Issue with the Cabin feature
Opened this issue · 2 comments
btphan95 commented
Running LabelEncoder on the Cabins feature gives an error:
Pclass
Name
Sex
Age
SibSp
Parch
Ticket
Cabin
---------------------------------------------------------------------------
TypeError Traceback (most recent call last)
<ipython-input-121-48f3aad5f78e> in <module>()
4 print(col)
5 le.fit(list(train[col]) + list(cv[col]))
----> 6 train[col] = le.transform(train[col])

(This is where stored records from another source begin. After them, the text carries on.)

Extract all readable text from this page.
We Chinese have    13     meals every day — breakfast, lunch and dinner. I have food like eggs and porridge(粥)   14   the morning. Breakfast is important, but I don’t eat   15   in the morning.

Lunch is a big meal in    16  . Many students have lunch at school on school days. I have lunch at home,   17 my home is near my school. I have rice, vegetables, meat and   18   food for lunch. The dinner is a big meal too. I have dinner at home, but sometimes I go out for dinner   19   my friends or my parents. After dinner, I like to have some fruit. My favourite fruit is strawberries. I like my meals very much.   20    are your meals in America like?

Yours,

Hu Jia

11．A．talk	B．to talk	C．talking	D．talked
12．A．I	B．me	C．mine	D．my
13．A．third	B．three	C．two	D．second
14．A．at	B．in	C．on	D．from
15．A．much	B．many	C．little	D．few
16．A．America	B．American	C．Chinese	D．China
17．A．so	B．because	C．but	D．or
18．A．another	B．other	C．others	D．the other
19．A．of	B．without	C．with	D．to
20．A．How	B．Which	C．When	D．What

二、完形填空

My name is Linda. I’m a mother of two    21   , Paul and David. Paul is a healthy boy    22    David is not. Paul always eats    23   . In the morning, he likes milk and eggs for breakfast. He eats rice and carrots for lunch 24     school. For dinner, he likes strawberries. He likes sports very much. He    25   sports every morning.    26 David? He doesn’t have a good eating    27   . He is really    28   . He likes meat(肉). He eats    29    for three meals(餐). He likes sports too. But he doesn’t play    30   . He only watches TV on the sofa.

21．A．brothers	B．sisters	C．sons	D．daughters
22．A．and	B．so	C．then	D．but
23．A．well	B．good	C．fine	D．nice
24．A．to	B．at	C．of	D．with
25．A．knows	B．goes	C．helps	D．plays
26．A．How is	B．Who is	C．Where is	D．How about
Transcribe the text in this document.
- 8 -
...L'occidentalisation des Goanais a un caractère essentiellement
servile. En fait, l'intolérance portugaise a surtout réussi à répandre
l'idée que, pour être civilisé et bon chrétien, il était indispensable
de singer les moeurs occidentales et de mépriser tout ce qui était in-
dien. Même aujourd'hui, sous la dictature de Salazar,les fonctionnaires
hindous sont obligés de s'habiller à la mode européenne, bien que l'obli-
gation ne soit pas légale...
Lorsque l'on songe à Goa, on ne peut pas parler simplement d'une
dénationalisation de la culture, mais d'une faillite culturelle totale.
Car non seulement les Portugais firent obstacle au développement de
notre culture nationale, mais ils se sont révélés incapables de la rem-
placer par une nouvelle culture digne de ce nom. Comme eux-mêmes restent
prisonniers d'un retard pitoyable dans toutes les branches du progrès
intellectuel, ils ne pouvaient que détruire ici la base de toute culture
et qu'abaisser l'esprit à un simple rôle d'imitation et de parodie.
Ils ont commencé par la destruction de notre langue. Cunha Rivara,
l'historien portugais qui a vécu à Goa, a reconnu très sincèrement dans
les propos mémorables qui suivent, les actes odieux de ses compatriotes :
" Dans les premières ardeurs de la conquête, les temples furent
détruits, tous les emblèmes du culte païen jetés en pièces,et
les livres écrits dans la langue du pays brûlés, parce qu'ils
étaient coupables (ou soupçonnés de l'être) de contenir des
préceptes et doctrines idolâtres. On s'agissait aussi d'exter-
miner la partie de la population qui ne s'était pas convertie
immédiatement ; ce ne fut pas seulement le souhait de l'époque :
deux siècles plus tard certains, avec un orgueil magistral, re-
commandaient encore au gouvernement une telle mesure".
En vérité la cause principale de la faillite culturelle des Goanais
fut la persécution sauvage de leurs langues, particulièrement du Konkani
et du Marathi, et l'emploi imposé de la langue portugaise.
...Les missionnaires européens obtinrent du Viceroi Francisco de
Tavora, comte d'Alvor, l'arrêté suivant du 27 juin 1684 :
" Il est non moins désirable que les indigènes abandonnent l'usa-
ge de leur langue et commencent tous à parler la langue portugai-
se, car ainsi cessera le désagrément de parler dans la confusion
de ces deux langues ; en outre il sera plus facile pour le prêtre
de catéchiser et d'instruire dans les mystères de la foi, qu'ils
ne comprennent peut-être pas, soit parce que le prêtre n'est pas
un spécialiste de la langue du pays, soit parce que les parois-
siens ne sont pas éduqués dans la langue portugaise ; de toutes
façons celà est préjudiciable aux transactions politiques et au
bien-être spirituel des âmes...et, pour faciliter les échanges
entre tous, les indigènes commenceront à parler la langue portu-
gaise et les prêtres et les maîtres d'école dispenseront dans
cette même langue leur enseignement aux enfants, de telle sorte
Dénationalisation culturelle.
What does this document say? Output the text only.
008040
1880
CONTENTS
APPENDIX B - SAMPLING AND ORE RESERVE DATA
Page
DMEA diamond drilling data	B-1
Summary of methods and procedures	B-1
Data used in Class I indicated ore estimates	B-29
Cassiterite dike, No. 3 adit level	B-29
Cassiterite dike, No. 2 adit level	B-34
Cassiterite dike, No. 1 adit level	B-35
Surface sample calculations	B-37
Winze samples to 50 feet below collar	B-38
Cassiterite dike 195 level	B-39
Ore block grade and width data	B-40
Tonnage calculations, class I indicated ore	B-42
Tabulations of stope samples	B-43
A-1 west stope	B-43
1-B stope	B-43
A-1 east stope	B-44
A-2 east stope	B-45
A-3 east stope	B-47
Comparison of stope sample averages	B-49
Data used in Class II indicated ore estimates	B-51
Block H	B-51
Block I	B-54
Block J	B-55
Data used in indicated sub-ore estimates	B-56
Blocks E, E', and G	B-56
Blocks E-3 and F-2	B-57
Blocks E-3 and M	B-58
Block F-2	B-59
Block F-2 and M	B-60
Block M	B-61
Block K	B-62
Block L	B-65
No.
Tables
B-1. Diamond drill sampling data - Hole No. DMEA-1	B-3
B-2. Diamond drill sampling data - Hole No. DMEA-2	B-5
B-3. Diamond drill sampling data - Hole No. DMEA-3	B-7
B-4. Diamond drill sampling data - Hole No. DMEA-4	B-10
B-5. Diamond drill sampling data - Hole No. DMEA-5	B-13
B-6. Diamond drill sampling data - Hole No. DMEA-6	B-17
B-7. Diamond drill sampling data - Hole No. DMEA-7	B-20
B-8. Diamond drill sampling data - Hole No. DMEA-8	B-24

7 cv[col] = le.transform(cv[col])
/opt/conda/lib/python3.6/site-packages/sklearn/preprocessing/label.py in transform(self, y)
128 y = column_or_1d(y, warn=True)
129
--> 130 classes = np.unique(y)
131 if len(np.intersect1d(classes, self.classes_)) < len(classes):
132 diff = np.setdiff1d(classes, self.classes_)
/opt/conda/lib/python3.6/site-packages/numpy/lib/arraysetops.py in unique(ar, return_index, return_inverse, return_counts, axis)
208 ar = np.asanyarray(ar)
209 if axis is None:
--> 210 return _unique1d(ar, return_index, return_inverse, return_counts)
211 if not (-ar.ndim <= axis < ar.ndim):
212 raise ValueError('Invalid axis kwarg specified for unique')
/opt/conda/lib/python3.6/site-packages/numpy/lib/arraysetops.py in _unique1d(ar, return_index, return_inverse, return_counts)
275 aux = ar[perm]
276 else:
--> 277 ar.sort()
278 aux = ar
279 flag = np.concatenate(([True], aux[1:] != aux[:-1]))
TypeError: '>' not supported between instances of 'float' and 'str'
It looks like the reason is because there are missing values in the Cabins feature. How did you overcome this?
btphan95 commented
The same issue comes up for the Embarked feature.
lenguyenthedat commented
I don't think it is supporting python 3 yet :)